Crossings: Art and Christianity Now
9th February-10th May 2018 - Curated by Fr Matthew Askey
Another Language: Be kind Be needed Be loved
Another Language: Be kind Be needed Be loved at Southwell Minster for Crossings create a conversation across the centuries with the famous “Southwell Leaves” stone carvingsin the Chapter House - these ancient carvings are a medieval masterpiece of naturalistic carving in stone. John has invented a new language in the form of a font, inspired by the Nymans Garden where he has worked previously. Each letter in the alphabet is represented by a leaf or a flower and a simple sentence is spelled out here around 26 niches in the Chapter House. The key to the sentence can be found in the marble artwork of the whole alphabet John has installed at the centre of the Education Garden in the grounds of the Minster. There is a second artwork outside that connects the garden of the Chapter House carvings with the Education Garden in the Minster grounds.
John Newling says:
My work at Southwell Minster, in part, explores the affects that I believe organised religion has had on our relationship with Nature. This is, perhaps exemplified in a couple of examples from my Dear Nature letters. The ‘Letters to Nature’ works are an element of a current project in development.

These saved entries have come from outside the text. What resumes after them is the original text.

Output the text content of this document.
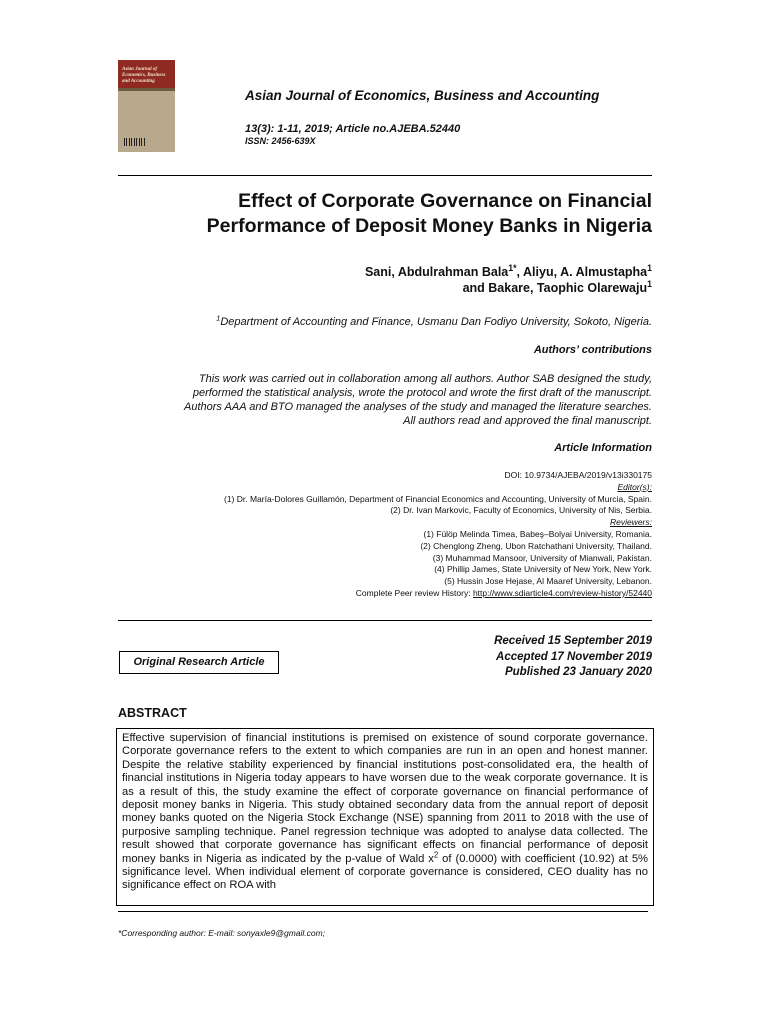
Asian Journal of
Economics, Business
and Accounting
Asian Journal of Economics, Business and Accounting
13(3): 1-11, 2019; Article no.AJEBA.52440
ISSN: 2456-639X
Effect of Corporate Governance on Financial
Performance of Deposit Money Banks in Nigeria
Sani, Abdulrahman Bala$^{1*}$, Aliyu, A. Almustapha$^1$
and Bakare, Taophic Olarewaju$^1$
$^1$Department of Accounting and Finance, Usmanu Dan Fodiyo University, Sokoto, Nigeria.
Authors’ contributions
This work was carried out in collaboration among all authors. Author SAB designed the study,
performed the statistical analysis, wrote the protocol and wrote the first draft of the manuscript.
Authors AAA and BTO managed the analyses of the study and managed the literature searches.
All authors read and approved the final manuscript.
Article Information
DOI: 10.9734/AJEBA/2019/v13i330175
Editor(s):
(1) Dr. María-Dolores Guillamón, Department of Financial Economics and Accounting, University of Murcia, Spain.
(2) Dr. Ivan Markovic, Faculty of Economics, University of Nis, Serbia.
Reviewers:
(1) Fülöp Melinda Timea, Babeş–Bolyai University, Romania.
(2) Chenglong Zheng, Ubon Ratchathani University, Thailand.
(3) Muhammad Mansoor, University of Mianwali, Pakistan.
(4) Phillip James, State University of New York, New York.
(5) Hussin Jose Hejase, Al Maaref University, Lebanon.
Complete Peer review History: http://www.sdiarticle4.com/review-history/52440
Received 15 September 2019
Accepted 17 November 2019
Published 23 January 2020
Original Research Article
ABSTRACT
Effective supervision of financial institutions is premised on existence of sound corporate governance. Corporate governance refers to the extent to which companies are run in an open and honest manner. Despite the relative stability experienced by financial institutions post-consolidated era, the health of financial institutions in Nigeria today appears to have worsen due to the weak corporate governance. It is as a result of this, the study examine the effect of corporate governance on financial performance of deposit money banks in Nigeria. This study obtained secondary data from the annual report of deposit money banks quoted on the Nigeria Stock Exchange (NSE) spanning from 2011 to 2018 with the use of purposive sampling technique. Panel regression technique was adopted to analyse data collected. The result showed that corporate governance has significant effects on financial performance of deposit money banks in Nigeria as indicated by the p-value of Wald $x^2$ of (0.0000) with coefficient (10.92) at 5% significance level. When individual element of corporate governance is considered, CEO duality has no significance effect on ROA with
*Corresponding author: E-mail: sonyaxle9@gmail.com;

In truth we slowly ignored you as our need for something greater than ourselves evolved the narratives and rituals of our religions. We could only find some sort of trust in reflections of ourselves.
But these are going now and we are left in the strangest nihilism without purpose and feeling; disconnected. If only we had understood that you were greater than we are. I think we needed to be needed for something but forgot where we were.
What to do?
28 God blessed them and said to them, “Be fruitful and increase in number; fill the earth and subdue it. Rule over the fish in the sea and the birds in the sky and over every living creature that moves on the ground.”
This is my guilt and worry. We have filled the earth. We have subdued it. We do rule over it.
What is the cost to ourselves of subduing all that we seem to encounter? Yours is a vast history, ours is a blink in that history. Perhaps that’s where the hope lies in our geological youth; we are young and still learning.
I am sorry
My hope is that by introducing a different language into this beautiful space resonant with images of the natural world I may connect the text to the space through its visual history; a connection that seeks to continue our urgent conversation with Nature.